Having faced social challenges in my teenage years and today as I observe and appreciate my chldren’s progress, I realize just how much I lacked in supplementing my eduacational development at their age. In my opinion, modest or small interventions at that stage would have timely filled the dark holes which I still experience in my brain today. This awareness has brought me the permanent concern to try to somehow supplement the education of children in Brazil, in addition to extending this concept to other ages and situations of knowledge.

I have been developing my work within the socio-educational scope, my personal commitment to contribute to the improvement and benefit of children’s universe. I am convinced that education for citizenship is one of the keys to creating a more humane and democratic society.
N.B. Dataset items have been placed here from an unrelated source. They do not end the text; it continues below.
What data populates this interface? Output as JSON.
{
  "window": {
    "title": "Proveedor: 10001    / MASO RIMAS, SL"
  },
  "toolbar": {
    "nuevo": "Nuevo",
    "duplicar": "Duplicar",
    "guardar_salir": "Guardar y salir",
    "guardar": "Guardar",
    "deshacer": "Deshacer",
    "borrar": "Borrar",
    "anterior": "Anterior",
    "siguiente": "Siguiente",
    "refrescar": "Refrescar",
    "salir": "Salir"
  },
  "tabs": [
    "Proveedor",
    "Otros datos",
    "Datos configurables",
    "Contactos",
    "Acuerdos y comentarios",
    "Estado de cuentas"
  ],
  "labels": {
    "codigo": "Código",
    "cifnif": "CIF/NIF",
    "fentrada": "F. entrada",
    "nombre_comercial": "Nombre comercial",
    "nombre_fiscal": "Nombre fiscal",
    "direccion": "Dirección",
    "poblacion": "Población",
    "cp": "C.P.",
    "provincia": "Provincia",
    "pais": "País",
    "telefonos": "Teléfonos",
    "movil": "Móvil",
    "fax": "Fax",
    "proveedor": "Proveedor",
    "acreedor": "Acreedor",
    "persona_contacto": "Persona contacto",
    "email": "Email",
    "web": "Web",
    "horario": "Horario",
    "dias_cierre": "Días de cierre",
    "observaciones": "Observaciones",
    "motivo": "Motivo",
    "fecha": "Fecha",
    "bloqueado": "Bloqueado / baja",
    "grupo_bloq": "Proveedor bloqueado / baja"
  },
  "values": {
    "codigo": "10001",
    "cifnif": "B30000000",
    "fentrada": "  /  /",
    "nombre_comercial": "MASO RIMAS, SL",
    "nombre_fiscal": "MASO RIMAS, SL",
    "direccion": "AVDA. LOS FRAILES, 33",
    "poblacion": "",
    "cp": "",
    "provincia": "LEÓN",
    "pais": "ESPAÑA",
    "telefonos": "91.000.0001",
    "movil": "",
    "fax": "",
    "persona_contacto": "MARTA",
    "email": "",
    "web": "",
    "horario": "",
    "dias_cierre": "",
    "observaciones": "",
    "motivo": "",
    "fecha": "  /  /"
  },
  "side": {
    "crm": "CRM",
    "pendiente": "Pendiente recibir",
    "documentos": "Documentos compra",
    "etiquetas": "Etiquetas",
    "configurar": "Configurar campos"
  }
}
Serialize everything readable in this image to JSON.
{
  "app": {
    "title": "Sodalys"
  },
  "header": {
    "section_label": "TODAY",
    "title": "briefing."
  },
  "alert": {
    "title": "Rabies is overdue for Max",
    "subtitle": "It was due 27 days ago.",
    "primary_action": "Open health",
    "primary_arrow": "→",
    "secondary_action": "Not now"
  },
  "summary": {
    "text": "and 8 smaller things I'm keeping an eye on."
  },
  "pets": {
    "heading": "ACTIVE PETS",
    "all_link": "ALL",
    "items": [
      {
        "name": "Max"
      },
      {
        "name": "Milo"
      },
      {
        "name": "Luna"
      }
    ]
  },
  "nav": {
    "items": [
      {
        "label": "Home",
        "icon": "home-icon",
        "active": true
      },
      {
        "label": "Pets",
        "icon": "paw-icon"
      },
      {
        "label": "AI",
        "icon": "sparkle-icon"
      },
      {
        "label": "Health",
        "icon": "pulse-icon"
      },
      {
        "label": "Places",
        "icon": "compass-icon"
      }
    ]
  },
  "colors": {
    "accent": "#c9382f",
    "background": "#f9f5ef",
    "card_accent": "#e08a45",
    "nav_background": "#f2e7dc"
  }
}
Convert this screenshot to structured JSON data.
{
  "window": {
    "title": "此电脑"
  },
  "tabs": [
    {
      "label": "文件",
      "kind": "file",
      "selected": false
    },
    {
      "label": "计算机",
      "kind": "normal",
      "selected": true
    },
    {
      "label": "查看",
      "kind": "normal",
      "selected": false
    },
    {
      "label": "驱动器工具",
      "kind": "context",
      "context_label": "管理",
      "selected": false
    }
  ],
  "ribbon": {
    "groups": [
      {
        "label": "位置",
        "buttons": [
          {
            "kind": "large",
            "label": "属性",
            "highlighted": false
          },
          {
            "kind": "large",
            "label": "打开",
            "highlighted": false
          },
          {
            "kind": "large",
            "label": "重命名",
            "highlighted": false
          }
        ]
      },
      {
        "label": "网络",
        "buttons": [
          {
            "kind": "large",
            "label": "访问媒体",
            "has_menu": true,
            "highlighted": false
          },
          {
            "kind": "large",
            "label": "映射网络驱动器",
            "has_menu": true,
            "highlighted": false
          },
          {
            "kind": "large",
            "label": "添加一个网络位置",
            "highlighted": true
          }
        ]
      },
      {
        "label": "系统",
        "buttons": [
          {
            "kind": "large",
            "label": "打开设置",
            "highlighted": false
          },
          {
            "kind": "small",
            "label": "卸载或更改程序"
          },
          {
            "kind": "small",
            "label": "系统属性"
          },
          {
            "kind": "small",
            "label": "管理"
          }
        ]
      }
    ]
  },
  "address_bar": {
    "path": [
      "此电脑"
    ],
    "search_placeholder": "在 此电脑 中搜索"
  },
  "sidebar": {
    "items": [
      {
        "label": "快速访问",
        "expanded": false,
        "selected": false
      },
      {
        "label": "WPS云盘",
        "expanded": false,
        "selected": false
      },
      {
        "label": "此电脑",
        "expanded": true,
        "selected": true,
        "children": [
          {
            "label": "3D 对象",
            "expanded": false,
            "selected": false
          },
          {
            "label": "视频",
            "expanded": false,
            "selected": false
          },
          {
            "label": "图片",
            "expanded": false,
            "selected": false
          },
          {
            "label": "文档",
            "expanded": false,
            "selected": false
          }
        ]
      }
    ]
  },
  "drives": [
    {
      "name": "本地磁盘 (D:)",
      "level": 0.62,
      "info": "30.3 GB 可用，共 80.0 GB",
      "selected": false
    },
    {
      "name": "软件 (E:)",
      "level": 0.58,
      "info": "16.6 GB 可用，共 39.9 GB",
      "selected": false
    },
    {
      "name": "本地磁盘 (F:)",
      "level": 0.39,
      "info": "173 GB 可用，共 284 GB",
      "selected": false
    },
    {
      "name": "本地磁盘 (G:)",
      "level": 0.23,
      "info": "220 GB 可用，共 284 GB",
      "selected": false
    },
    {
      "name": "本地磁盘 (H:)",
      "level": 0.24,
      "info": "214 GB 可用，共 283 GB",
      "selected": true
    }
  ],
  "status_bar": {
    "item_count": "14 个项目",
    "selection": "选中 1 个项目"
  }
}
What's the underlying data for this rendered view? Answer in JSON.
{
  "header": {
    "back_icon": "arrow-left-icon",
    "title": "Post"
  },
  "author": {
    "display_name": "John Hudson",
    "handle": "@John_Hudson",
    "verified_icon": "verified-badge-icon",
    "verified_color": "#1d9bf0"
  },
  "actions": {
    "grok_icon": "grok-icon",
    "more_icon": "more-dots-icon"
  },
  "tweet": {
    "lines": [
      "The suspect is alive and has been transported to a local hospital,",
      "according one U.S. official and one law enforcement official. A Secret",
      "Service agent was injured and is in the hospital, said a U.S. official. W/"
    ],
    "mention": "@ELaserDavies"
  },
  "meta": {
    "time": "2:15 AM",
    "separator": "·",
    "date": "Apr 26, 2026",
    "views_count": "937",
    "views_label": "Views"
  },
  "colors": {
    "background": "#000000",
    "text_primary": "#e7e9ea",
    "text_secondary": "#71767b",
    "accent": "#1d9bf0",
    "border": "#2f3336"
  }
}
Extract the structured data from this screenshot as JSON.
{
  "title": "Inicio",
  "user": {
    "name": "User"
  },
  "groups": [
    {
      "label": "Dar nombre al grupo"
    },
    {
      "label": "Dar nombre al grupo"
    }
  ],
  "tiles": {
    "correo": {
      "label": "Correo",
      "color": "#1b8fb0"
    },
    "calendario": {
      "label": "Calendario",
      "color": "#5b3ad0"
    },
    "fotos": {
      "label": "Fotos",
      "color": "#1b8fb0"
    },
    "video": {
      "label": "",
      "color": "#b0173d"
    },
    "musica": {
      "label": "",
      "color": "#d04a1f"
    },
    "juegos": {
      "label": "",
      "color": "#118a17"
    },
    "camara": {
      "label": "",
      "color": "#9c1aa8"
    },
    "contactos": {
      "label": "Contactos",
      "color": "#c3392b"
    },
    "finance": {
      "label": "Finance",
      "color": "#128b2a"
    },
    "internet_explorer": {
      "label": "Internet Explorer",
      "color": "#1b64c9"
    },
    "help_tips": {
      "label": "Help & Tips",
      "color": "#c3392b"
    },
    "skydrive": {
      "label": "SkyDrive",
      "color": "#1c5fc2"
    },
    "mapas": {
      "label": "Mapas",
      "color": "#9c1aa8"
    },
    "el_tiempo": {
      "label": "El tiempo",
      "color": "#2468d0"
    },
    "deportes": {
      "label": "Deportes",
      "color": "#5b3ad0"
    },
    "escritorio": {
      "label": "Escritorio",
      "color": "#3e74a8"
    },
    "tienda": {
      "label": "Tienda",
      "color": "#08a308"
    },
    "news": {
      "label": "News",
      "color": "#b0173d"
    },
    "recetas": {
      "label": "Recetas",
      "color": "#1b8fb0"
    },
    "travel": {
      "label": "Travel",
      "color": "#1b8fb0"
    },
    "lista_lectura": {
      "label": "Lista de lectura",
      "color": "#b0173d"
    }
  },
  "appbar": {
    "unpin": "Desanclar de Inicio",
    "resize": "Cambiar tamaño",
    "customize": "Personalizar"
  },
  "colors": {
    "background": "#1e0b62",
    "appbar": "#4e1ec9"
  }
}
In this context, during the last few years I have held various exhibitions, interviews and given art classes to children in public schools, both in Brazil and in the Netherlands.

In addition to these activities, I contributed to the illustration of the book Estudar História, Das Origens dos Homen à Era Digital – volume 6 – by the historian Patricia Ramos Braick, belonging to the History Study Collection for secondary education. I also desiged the natinonal stamps collection of the fiftieth anniversary of Brasília, capital of Brazil.

More recently, I was invited by academic Dr. Lee Pegler of the International Institute of Social Studies (ISS) of Erasmus University of Rotterdam, which is based in The Hague, to collaborate on the design and organisation of an interlinked exhibition of some paintings from my Medusa Collection with a lecture on Lee’s international socio-economic research work.

The exhibition depicts the relationship between in particular Brazil and The Netherlands from the perspective of the arts and the social sciences. The institute is doing pioneering research on value chains and their socio-economic importance, international trade relations and multi-cultural which are a reflection of their interplay. But there is also a cultural impact and the Medusa Collection is seen as a good and inspiring example.

The exhibition is an attempt to focus on to stabilisch a potential dialogue between Art and Social Sciences in order to make Ph.D. and M.A. students aware of the processes that lead them to develop their research. In seeking more egalitarian and harmonious solutions to the many scientific and social issues that surround us, they will start from a deeper understanding that can offer an adequate support to humanity in a more peaceful and humanitarian way.

The Where Art Meets Science Exhibition takes place in two places simultaneously, the ISS Atrium – International Institute of Social Studies of Erasmus University in The Hague and on the Keizer Viaduct Karel A9 Open-air gallery in Amsterdam, and to thus spread its message of insipration at both academia as well as street level alike.